By Spike Eskin
PHILADELPHIA (CBS) – Donovan McNabb won’t stop talking about his legacy in Philadelphia. Eagles fans won’t stop talking about Donovan McNabb. This really seems like a recipe for stories like this one to surface once a year or so for the rest of our lives.
So be it.
McNabb appeared on WFAN New York’s Boomer and Carton Show on Tuesday, and the topic of whether or not he threw up in the Super Bowl came up.
“I really don’t know. I really don’t know,” McNabb said when asked how the story started. “When you go through a game you get tired, but I did not throw up in the game. I got slammed on my helmet a couple of times, but you continue to go play football and I think as a quarterback, you’re gonna go through times you get hit in the mouth or you get dumped down, but you got to get back up and keep playing. It’s unfortunate that that question has to come up all the time, and I give the same answer.”
LISTEN: McNabb with Boomer and Carton
As usual, McNabb did not stop there.
“It’s one that, I think, anytime something toward to me is to try to make yourself look good, you make yourself look stupid,” he said. “So I love when people continue to bring my name up, because obviously it keeps me relevant. People talking about you and even thinking about you.”
McNabb, even given the polarizing view Eagles fans have of him, is generally considered to be the best quarterback in the team’s history. With every passing day and interview, it gets harder to remember how he played, because of how much he talks about it.

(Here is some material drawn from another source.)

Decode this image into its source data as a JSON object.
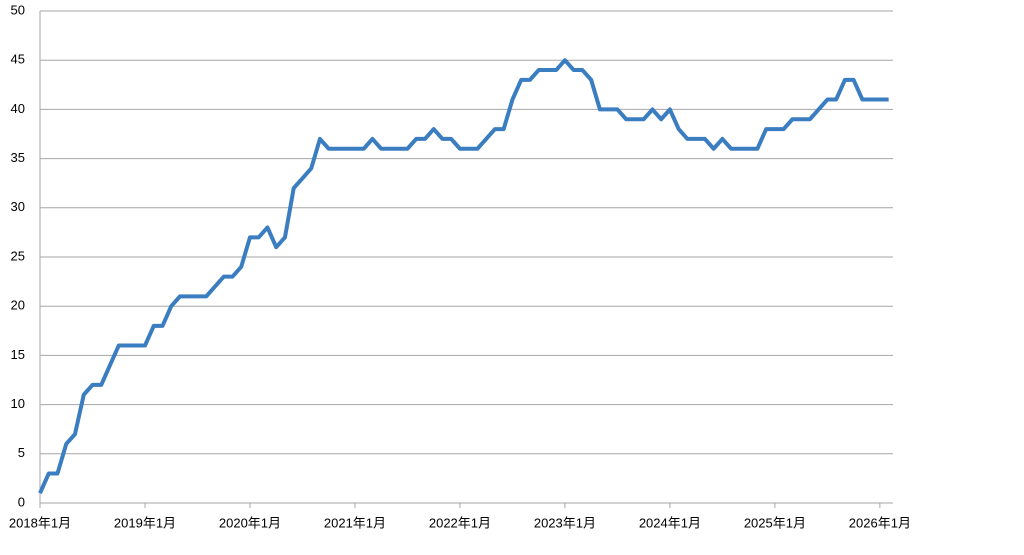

“I think my legacy is what it is. It’s about the wins, it’s about the playoff appearances, the Super Bowl appearances, it’s about the numbers that I put and that’s what everyone else gets measured by,” McNabb said. ” When you look at a decade full of going to the playoffs, how far will we go, instead of kind of the who’s who of how many wins will we get. I’ve played with the likes of Terrell Owens, everyone knows that story, but everything on defense has big names. Nobody on the offense—people can sit there and pick out names. I mean, Jon Runyan who’s doing great things right now, Tra Thomas—I’ve played with great offensive lineman, but it’s about your wins and losses and that’s, I think, what should be measured by as a quarterback in this league.”
I’ll see you in about six months when he talks about it all again.
Donovan, as a fan and fellow Syracuse alumni, I plead with you, stop talking about it.